Back to the Fleming novels.
Later this April, fresh installments of the Bond book series will be reissued to commemorate its 70th anniversary.
But this reissue has a difference.
The Telegraph reported that Ian Fleming Publications Ltd, which owns the literary rights to the novels, commissioned a “sensitivity” review of the Bond novels to find out if any of its contents failed to meet the contemporary standards of political correctness.
Following these reviews, changes have been made to the novels.
(Excerpt) Read more at americanthinker.com ...
I see a run on used book stores to gobble up old books while you still can get them.
This is getting out of control.
Firstly, each book will carry the following disclaimer:
“This book was written at a time when terms and attitudes which might be considered offensive by modern readers were commonplace.
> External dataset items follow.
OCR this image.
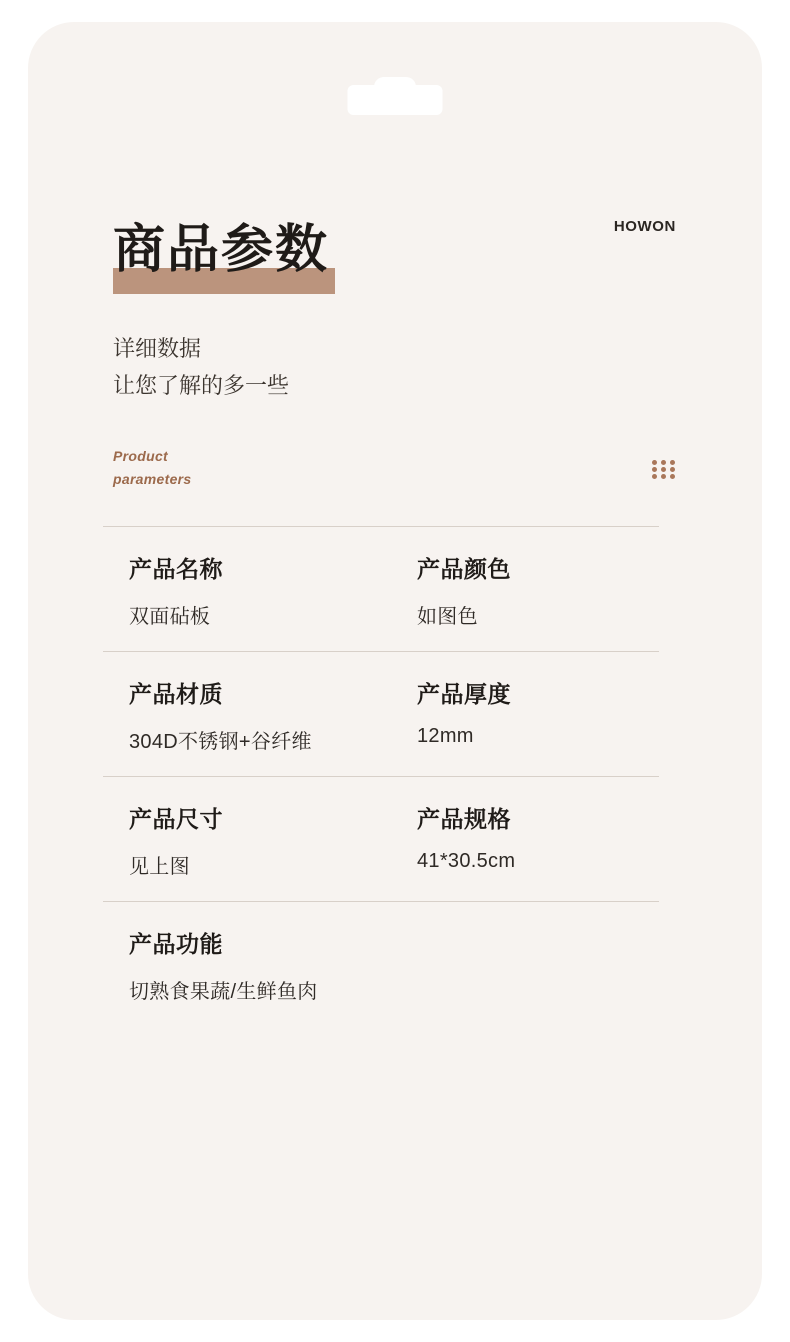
HOWON
商品参数
详细数据
让您了解的多一些
Product
parameters
产品名称
双面砧板
产品颜色
如图色
产品材质
304D不锈钢+谷纤维
产品厚度
12mm
产品尺寸
见上图
产品规格
41*30.5cm
产品功能
切熟食果蔬/生鲜鱼肉
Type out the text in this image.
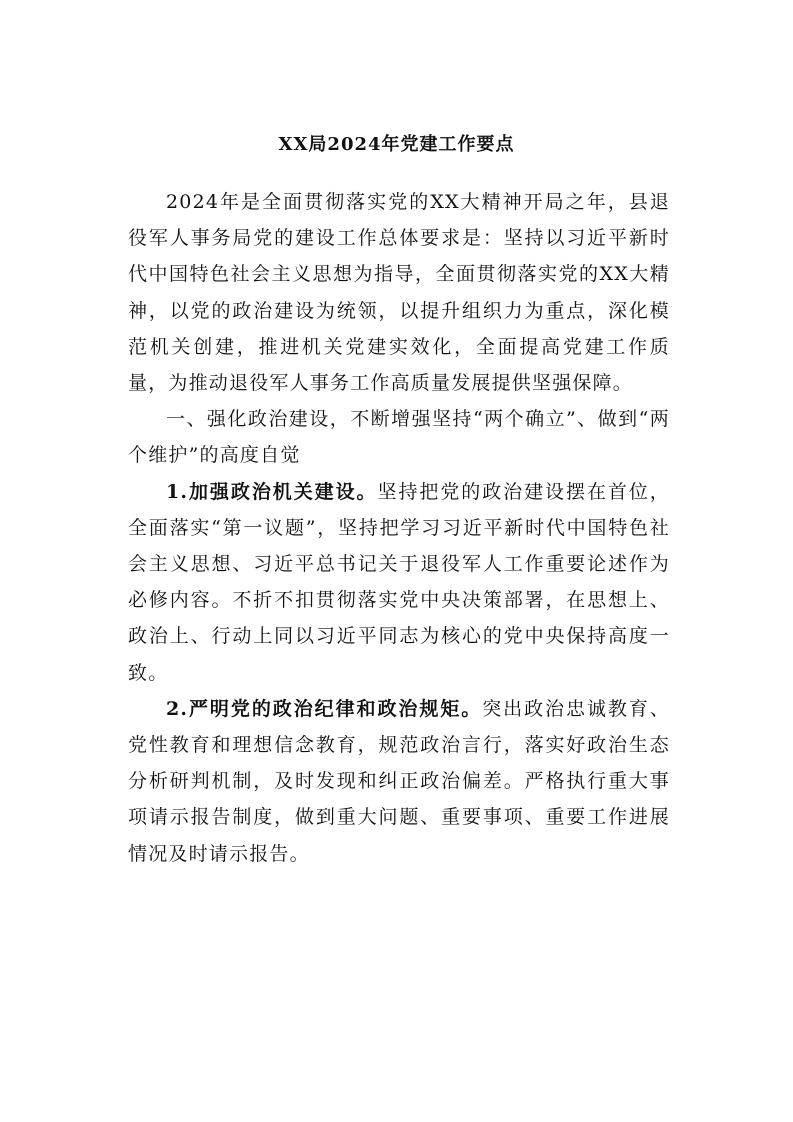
XX局2024年党建工作要点

2024年是全面贯彻落实党的XX大精神开局之年，县退役军人事务局党的建设工作总体要求是：坚持以习近平新时代中国特色社会主义思想为指导，全面贯彻落实党的XX大精神，以党的政治建设为统领，以提升组织力为重点，深化模范机关创建，推进机关党建实效化，全面提高党建工作质量，为推动退役军人事务工作高质量发展提供坚强保障。

一、强化政治建设，不断增强坚持“两个确立”、做到“两个维护”的高度自觉

1.加强政治机关建设。坚持把党的政治建设摆在首位，全面落实“第一议题”，坚持把学习习近平新时代中国特色社会主义思想、习近平总书记关于退役军人工作重要论述作为必修内容。不折不扣贯彻落实党中央决策部署，在思想上、政治上、行动上同以习近平同志为核心的党中央保持高度一致。

2.严明党的政治纪律和政治规矩。突出政治忠诚教育、党性教育和理想信念教育，规范政治言行，落实好政治生态分析研判机制，及时发现和纠正政治偏差。严格执行重大事项请示报告制度，做到重大问题、重要事项、重要工作进展情况及时请示报告。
A number of updates have been made in this edition while keeping as close as possible to the original text and the period in which it is set.”
Now for the update to the text.
The Telegraph revealed that the word “n-----”, which Fleming used to refer to black people when he was writing during the '50s and '60s, has been ‘almost entirely expunged’ from the revised texts.
The Telegraph didn’t define what ‘almost entirely’ exactly means.
In the sensitivity reader-approved versions, the ’n-----’ word in most cases has been replaced by “black person” or “black man.” Racial descriptors are entirely dropped in some instances.
The ethnicity of a barman in “Thunderball” (1961) has been omitted in new editions.
In “Quantum of Solace,” (1960) the race of a butler goes unmentioned.
In “Goldfinger” (1959), the race of the drivers in the Second World War logistics unit, the Red Ball Express – which had many black servicemen – is not mentioned, instead referring only to “ex-drivers”.
In “Live and Let Die” (1954), Bond’s opinion of Africans in the gold and diamond trades as “pretty law-abiding chaps I should have thought, except when they’ve drunk too much” has been altered to “pretty law-abiding chaps I should have thought.”
Another scene in the book, set during a strip-tease at a Harlem nightclub, was originally read as follows:
“Bond could hear the audience panting and grunting like pigs at the trough. He felt his own hands gripping the tablecloth. His mouth was dry.”
This has been revised to:
“Bond could sense the electric tension in the room.”
A segment in the book describing accented dialogue as “straight Harlem-Deep South with a lot of New York thrown in,” has been removed.
When the book was first published in the U.S. in 1955, the title of the fifth chapter was changed from "N----- Heaven" to "Seventh Avenue."
In Dr. No (1957) criminals escaping from Bond become “gangsters” and the race of a doctor and immigration officer remain unmentioned.
But all racially pejorative terms will not be removed.
The racial terms Bond uses to refer to Asian people and his unfavorable views of the Korean character Oddjob from “Goldfinger” (1959) will remain.
The line in Casino Royale (1953) “the conquest of her body, because of the central privacy in her, would each time have the sweet tang of rape” will remain as well referring to homosexuality as a “stubborn disability.”
Winston Smith Lives
The name is Bland, James Bland.
Not quite the same as book burning but getting close.
Next thing you know, someone is going to rewrite Mein Kampf to make it less “objectionable”.
“Bond could hear the audience panting and grunting like pigs at the trough. He felt his own hands gripping the tablecloth. His mouth was dry.”
Has been revised to:
“Bond could sense the electric tension in the room.”
Sounds like what they did to the KJV to come up with today’s versions.
Squirrel!
echoes of Fahrenheit 451.
‘From Russia with Love’ and ‘Live and Let Die’ are the only two of these I’ve read.
I’m opposed to this on principle.. if some writer wants to redo his novels that’s fine but to go literally behind the graves of writers to ‘correct’ their language is awful. Is Shakespeare next?
Digital book burning.
Well, the names of these characters will need to be changed, if we are going full force with these changes.
The movie “Octopussy” will also have to be renamed.
Are they going to rename Octopussy?
I guess when James Bond asks Maude Adams about her tattoo and she responds, “That’s my little Octopussy” has been erased.
Has Mark Twain’s books been altered to N-word Jim, yet?
Wasn’t one of the secretaries’ named Holly Goodhead ??